Email this pageEmail This Page

How to stay in control with a young defiant student

Date: October 10th, 2012
By: Polly Bath

Watch this video [1:46] for a tip on how to keep yourself under control, as well as the situation, when a young defiant student says “NO!”

Polly: “Depending upon the age of the student, if I say to a child, “Go ahead and sit down,” and he says, “No,” I will turn around and give him a Directive Cue. I’ll say, “Go ahead and take your seat, I’ll be right back to check on you.” Then I’m going to walk away from him at that moment, because I know he’s safe, and he’s just looking for what?

Audience: Your reaction.

Polly: That’s right. He’s looking to see. How hard is it not to get into it with that student?

Audience: Very.

Polly: Very hard. But the point is, what can I do that will lead to success for him, what can I do to help him follow the direction? My guess is this is a youngster who doesn’t follow directions on a regular basis anyway. I could have been saying, “OK, you pack your things and we’re going to Disney.” And he would have said, “No!” That’s the kind of kid we’re discussing, the kind of kid who is defiant no matter what you say.

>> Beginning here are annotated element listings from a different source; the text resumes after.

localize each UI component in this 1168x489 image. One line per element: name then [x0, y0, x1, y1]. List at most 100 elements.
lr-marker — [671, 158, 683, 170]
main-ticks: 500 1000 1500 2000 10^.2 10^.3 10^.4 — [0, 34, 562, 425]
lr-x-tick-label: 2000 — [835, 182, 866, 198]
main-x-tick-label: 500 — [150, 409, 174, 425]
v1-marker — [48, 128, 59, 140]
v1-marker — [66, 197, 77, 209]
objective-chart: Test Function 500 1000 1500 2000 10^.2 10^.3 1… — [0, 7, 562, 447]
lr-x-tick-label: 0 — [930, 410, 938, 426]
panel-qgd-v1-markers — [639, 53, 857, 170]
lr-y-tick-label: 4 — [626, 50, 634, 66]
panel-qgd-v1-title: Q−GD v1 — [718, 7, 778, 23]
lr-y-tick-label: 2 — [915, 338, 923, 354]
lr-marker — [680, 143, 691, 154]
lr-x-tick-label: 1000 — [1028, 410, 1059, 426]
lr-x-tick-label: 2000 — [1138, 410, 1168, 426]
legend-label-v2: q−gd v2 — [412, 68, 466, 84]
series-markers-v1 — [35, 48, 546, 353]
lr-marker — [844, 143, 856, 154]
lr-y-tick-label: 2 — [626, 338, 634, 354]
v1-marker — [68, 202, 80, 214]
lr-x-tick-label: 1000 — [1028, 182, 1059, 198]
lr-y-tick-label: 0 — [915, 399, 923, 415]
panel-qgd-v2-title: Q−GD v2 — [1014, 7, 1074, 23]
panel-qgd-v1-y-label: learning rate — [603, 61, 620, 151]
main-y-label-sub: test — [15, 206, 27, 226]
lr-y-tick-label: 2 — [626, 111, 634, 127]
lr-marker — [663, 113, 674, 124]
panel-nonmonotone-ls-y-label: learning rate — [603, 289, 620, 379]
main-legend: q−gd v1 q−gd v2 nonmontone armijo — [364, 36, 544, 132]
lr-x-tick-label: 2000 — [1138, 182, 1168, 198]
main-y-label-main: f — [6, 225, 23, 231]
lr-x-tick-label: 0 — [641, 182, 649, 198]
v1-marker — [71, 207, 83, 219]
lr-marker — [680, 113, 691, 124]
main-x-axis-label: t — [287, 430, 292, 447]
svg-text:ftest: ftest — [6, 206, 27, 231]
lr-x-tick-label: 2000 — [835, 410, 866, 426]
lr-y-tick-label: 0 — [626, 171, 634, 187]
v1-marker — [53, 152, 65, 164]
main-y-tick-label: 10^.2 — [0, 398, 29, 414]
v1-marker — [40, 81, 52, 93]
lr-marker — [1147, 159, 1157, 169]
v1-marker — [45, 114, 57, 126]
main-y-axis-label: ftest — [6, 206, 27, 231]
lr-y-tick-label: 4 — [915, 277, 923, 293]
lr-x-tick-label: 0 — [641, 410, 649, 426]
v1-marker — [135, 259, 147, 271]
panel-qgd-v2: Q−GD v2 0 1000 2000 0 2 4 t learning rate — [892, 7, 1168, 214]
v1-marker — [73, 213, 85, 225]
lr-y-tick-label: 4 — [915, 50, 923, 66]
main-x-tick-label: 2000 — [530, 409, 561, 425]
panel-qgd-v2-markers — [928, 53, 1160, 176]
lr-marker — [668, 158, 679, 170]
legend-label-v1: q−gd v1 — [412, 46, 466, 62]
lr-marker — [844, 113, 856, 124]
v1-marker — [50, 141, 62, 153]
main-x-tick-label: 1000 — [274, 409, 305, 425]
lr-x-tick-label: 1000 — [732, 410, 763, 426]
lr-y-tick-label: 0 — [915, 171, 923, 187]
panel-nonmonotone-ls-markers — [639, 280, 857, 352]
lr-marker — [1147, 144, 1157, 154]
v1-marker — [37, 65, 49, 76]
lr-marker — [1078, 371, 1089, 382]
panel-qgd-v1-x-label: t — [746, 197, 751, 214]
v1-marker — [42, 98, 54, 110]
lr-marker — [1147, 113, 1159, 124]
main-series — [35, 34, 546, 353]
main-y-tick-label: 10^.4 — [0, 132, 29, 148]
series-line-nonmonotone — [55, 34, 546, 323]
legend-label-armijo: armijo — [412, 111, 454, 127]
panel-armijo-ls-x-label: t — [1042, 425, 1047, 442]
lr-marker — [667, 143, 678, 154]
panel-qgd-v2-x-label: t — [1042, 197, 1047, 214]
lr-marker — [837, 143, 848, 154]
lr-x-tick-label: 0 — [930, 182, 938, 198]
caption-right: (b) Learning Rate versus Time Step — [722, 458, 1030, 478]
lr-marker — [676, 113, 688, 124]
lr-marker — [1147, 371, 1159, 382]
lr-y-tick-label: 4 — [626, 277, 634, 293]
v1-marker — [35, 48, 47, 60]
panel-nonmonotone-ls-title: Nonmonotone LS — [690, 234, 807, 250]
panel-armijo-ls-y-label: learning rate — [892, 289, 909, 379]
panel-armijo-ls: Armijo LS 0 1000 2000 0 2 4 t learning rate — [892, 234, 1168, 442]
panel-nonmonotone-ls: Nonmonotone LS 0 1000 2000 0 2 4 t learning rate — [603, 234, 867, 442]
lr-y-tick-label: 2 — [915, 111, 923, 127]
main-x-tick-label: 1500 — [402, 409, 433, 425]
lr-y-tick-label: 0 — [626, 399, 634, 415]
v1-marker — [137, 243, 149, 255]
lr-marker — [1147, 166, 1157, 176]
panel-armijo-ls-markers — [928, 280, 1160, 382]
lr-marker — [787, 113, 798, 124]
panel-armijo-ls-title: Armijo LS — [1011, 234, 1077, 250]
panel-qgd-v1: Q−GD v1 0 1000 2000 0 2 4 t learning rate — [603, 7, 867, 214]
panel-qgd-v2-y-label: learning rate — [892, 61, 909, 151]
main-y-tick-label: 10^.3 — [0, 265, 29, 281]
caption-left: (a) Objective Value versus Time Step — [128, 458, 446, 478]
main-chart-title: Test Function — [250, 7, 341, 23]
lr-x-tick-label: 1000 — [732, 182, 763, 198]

How we work with him is going to be with as few words as possible, with little non-verbal cues – things that we’ll talk about a little later – to get the kid to just have a little control. What that kid wants to have, more than anything, is control over the situation. But then, we want control too.

We are in control, and you’ve heard me say this before, we are in control when we give a kid a redirection and then we turn to something else, because we’re not picking the fight.